Although the children had a lot to laugh about during the play, the performers did not in the least appear silly or ridiculous. Even when they acted as clowns and made exaggerated gestures of surprise, tumbling and stumbling about, they always remained in close contact with the children in the audience who knew that they were addressed and who recognized themselves in the performers’ gestures. The actors enlarge their emotions of being overwhelmed by the world and the things surrounding them through their mimic gestures and engage the children through their sweeping gestures of emotional disclosure.

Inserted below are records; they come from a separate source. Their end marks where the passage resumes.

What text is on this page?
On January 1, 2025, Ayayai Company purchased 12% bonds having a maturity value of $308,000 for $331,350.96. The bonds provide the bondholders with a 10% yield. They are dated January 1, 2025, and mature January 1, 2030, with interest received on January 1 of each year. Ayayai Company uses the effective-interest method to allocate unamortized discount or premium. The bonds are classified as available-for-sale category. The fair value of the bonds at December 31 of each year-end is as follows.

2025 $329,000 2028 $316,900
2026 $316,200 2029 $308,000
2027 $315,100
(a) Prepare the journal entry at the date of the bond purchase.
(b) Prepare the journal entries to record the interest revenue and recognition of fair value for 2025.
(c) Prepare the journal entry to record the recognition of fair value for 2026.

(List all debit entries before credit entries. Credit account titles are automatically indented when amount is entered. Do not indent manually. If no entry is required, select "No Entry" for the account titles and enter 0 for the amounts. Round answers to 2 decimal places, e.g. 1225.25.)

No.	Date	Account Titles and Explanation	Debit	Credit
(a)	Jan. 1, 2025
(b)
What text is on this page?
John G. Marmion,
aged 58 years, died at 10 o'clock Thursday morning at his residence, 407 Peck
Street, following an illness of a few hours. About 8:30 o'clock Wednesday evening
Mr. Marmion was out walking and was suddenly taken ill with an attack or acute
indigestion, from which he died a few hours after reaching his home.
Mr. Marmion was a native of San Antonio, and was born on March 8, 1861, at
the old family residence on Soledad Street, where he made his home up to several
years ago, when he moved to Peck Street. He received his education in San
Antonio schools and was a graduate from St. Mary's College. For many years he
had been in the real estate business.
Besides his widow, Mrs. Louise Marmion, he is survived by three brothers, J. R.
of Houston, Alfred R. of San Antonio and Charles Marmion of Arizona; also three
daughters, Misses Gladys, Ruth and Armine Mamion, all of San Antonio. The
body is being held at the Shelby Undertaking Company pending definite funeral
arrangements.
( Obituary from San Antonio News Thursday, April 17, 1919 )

When asked whether they had thought a lot about the question of humor while developing the play, Clement responds: “there are so many different types of humor. Yesterday we went to a stand-up comedy show for a different project we are working on. In ONONONwe play with expectations, but mostly in an absurd form or in a way that diverges from normality. Objects usually stand still, but as soon as they begin to move, things happen that will make children laugh. It’s not so much about an actual joke as about their connection to daily life and their way of transforming before their eyes.”

 

WHAT IS THE MEANING OF THIS PLAY?

 

What seems to be more urgent to the children than the question of humor is, however, the larger question of meaning. When talking to the artists right after the performance, a boy wants to know: “so what’s really the whole meaning of the play?” A teacher quickly asks whether everything always necessarily has to make sense, as a way to evade the question. The question of meaning in dance, or in art more generally, often makes artists slightly uncomfortable because it is not easy to answer. That this question is also dismissed in the school context surprises me a little. I find the question of meaning absolutely justified: it does not only address the desire to understand what the play wants to express but also speaks to the fact that the children noticed the difference between a traditional play with a linear narrative and an associative play that follows a different logic. This could be turned into an exciting moment to talk about how meaning is actually produced and where we discover narratives that go beyond linear forms of storytelling.

 

DOES A FUNNY PLAY HAVE LESS DEPTH THAN A SERIOUS ONE?

 

I assume that the fear that this play could lack a deeper meaning has to do with the fact that it offers so much to laugh about and that laughter is, in theatre, often falsely associated with superficiality, sensationalism, and a lack of depth. Yet luckily in this case, the artists are also eager to learn more about the core of their piece and play the question of meaning back into the group of children.

 

“…and then more and more objects appeared. When they began to move around on their own, it was like a nightmare!”

 

One child cannot wait to present an answer: “it was like a nightmare. There were so many objects, it was just more than the performers could take, more than they could handle in life, maybe it became too stressful and in the end you shouted “trade, trade” and we had to trade, but still more and more objects appeared. When they began to move around on their own, it really was like a nightmare!”

 

CAN FUN BE THE MEANING OF SOMETHING?

 

Another child says that the fun is in fact the meaning of the play. And indeed, everyone had fun. Everyone can agree on that. But why? Key to the fun was, for the kids, above all the play’s final scene, which was all about trading things and becoming part of a community, part of a group that is united in chaos in order to celebrate it with confetti and embrace it playfully instead of letting it get them down. ONONON allows for a positive outlook on a constantly changing and overwhelming world. Instead of reacting to our rapidly changing time with restrictions and control, Clement Layes, his team, and the children celebrate themselves by taking a cathartic trip to anarchy, escaping the corset of all constraints. In a playful act the performers and their audience counter chaos with yet more chaos.